CILA errata del precedente proprietario

Gentili utenti, dopo aver acquistato casa e incaricato un'impresa per i lavori di ristrutturazione, il geometra ha scoperto che una CILA relativa a lavori di accorpamento del 2015 è stata archiviata con planimetrie di un altro appartamento, pensiamo per un semplice errore del proprietario nonché architetto e autore della CILA stessa. Successivamente nel 2020 ha eseguito altri lavori di frazionamento comunicando una CILA con planimetrie corrette e corrispondenti allo stato di fatto attuale.

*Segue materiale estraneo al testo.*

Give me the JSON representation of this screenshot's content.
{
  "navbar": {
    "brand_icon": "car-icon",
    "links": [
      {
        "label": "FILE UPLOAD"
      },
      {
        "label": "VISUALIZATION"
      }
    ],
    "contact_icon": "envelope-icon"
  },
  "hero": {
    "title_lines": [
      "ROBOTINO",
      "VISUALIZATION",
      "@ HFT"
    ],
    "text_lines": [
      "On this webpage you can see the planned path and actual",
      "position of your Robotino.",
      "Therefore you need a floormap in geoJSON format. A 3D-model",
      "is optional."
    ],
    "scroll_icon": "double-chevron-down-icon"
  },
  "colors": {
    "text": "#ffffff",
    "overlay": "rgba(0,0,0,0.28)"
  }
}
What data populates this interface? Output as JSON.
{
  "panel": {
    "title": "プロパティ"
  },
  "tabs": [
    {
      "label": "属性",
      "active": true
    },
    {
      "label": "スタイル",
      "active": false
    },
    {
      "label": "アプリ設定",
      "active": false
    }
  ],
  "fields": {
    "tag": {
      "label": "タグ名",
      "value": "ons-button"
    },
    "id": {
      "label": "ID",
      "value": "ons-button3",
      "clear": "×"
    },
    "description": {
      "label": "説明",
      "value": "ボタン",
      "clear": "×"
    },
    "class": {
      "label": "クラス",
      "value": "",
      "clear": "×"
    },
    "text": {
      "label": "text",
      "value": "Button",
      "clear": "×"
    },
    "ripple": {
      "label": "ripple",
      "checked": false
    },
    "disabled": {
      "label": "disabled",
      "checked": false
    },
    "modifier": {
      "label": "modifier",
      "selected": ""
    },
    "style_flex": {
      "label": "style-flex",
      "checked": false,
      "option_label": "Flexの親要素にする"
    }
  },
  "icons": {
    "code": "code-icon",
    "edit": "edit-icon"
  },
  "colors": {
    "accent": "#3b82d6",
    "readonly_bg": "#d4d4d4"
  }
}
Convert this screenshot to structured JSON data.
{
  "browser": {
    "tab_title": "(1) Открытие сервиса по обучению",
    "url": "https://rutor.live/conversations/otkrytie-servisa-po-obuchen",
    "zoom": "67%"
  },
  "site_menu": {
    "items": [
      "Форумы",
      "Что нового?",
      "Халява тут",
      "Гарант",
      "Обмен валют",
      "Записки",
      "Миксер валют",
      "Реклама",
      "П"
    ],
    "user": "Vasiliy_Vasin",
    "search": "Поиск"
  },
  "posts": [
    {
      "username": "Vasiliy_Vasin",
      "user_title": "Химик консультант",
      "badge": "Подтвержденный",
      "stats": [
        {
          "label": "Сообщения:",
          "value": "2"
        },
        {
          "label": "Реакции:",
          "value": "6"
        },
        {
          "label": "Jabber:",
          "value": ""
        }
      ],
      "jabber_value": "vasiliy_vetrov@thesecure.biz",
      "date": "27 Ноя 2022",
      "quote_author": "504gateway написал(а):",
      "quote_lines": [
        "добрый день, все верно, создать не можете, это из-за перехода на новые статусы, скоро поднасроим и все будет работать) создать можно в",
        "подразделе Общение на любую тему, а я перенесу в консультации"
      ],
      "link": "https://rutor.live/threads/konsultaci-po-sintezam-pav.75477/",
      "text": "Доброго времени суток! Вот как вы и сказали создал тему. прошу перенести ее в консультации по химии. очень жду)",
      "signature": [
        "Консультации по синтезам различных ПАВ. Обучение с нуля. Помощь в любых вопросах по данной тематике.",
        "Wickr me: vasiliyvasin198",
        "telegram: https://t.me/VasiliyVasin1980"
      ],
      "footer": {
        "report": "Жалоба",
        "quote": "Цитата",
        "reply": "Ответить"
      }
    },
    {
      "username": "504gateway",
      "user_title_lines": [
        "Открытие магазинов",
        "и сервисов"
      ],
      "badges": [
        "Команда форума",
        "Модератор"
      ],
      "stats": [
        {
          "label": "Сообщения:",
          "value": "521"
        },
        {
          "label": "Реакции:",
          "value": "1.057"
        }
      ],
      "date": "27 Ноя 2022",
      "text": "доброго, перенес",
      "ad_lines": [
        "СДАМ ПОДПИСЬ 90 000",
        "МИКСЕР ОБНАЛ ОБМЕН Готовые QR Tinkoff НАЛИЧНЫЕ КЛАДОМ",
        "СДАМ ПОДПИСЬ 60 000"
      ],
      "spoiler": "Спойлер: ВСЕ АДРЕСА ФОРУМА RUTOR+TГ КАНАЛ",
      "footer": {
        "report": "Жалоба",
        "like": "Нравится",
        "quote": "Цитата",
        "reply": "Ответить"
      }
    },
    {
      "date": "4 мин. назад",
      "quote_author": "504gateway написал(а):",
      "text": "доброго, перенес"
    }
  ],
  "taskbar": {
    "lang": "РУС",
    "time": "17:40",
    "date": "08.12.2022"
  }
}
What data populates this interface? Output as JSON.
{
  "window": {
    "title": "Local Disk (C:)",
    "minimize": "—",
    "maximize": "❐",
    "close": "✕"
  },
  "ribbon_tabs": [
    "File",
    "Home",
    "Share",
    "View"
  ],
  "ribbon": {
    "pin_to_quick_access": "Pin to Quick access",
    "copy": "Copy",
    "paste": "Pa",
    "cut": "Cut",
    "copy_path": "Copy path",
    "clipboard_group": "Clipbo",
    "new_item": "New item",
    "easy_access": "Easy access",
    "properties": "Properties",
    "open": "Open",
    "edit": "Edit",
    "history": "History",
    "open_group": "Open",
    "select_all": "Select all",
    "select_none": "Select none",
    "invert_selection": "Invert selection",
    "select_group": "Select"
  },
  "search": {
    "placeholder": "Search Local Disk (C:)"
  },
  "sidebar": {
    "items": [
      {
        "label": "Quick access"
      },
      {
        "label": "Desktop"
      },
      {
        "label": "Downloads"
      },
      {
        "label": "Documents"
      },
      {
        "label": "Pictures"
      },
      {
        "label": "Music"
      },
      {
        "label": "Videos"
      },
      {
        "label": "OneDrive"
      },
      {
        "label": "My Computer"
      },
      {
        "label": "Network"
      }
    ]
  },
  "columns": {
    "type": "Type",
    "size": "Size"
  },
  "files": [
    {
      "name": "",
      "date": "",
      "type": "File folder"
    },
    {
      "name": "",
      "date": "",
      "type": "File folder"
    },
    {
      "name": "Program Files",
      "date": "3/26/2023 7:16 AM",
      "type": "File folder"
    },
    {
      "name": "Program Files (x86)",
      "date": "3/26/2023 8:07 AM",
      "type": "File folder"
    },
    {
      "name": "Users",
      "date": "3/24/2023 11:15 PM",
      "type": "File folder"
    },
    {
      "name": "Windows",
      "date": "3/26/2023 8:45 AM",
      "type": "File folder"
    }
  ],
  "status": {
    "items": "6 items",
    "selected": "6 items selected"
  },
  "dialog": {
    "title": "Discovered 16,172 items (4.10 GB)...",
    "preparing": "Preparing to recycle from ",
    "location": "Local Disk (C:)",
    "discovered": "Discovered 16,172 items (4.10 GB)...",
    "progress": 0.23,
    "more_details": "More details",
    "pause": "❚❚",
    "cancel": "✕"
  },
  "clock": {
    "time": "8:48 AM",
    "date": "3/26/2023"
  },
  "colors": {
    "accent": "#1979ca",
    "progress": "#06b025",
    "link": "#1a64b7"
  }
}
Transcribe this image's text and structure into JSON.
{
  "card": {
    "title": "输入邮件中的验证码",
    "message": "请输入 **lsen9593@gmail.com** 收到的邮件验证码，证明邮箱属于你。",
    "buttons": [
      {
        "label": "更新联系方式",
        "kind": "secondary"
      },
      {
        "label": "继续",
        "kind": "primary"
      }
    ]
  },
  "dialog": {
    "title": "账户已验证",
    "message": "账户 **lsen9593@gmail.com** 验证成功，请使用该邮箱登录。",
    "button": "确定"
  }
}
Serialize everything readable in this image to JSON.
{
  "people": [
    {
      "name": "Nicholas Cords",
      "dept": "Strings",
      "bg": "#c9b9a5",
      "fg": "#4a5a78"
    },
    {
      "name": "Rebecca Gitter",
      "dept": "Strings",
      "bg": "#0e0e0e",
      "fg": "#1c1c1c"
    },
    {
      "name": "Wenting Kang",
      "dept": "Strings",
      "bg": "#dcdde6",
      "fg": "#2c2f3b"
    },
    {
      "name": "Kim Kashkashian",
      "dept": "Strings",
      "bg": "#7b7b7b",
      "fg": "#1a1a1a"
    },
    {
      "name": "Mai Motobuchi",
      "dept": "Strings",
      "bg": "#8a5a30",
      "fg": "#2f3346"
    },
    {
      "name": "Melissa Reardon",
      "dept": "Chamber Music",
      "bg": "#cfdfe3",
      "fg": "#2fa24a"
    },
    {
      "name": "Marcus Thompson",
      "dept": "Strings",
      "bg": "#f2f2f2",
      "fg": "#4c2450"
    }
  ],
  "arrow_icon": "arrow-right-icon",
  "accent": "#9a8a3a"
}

Vorremmo capire se quell'errore del 2015 è "sanabile" comunicando le planimetrie corrette seppur a distanza di 10 anni o fa fede, soprattutto a livello legale, l'ultima CILA del 2020 con planimetrie corrette da cui partire per i prossimi lavori di ristrutturazione.
Grazie
River B :
Buongiorno di solito è difficile sbagliare la consintenza degli immobili oggetto di CILA in quanto la modulistica prevede l'identificazione con indirizzo e gli estremi catastali per i lavori da svolgersi, in ogni caso avendo appena acquistato l'appartamento in allegato all' atto di compravendita "dovrebbe" esserci la dichiarazione di stato legittimo dell' immobile a firma di un collega tecnico punto di partenza per ogni successiva pratica edilizia, in cui per soglie edilizie si raffigurano anche eventuali cambiamenti edilizi dell' immobile dal titolo originario (Licenza edilizia, concessione edilizia o permesso di costruire)
SergioP :
Grazie, quindi se ben capisco indipendentemente da ciò che è stato presentato in passato, conterebbe a livello legale ciò che è stato presentato per ultimo (CILA del 2020) ed è stato convalidato dai vari tecnici che si sono succeduti, per ultimo quello in fase in compravendita.
River B :
Lo stato legittimo dell' immobile è l'unico presupposto legale per la presentazione di pratiche edilizie e compravendite immobiliari, ed è una dichiarazione specifica redatta da un collega tecnico ricostruendo la storia edilizia ed urbanistica dell' immobile
SergioP :
Grazie. In assenza del certificato di stato legittimo, e dovendo intraprendere un nuovo inizio lavori, dal punto di vista normativo è sufficiente come riferimento l'ultima documentazione presentata in comune, oppure sarebbe opportuno regolare quella precedente? Nel nostro caso, un immobile di fine ottocento significherebbe idealmente andare a sistemare indietro nel tempo molteplici irregolarità eventualmente prodotte da precedenti proprietari/tecnici, anche solo formali come in questo caso.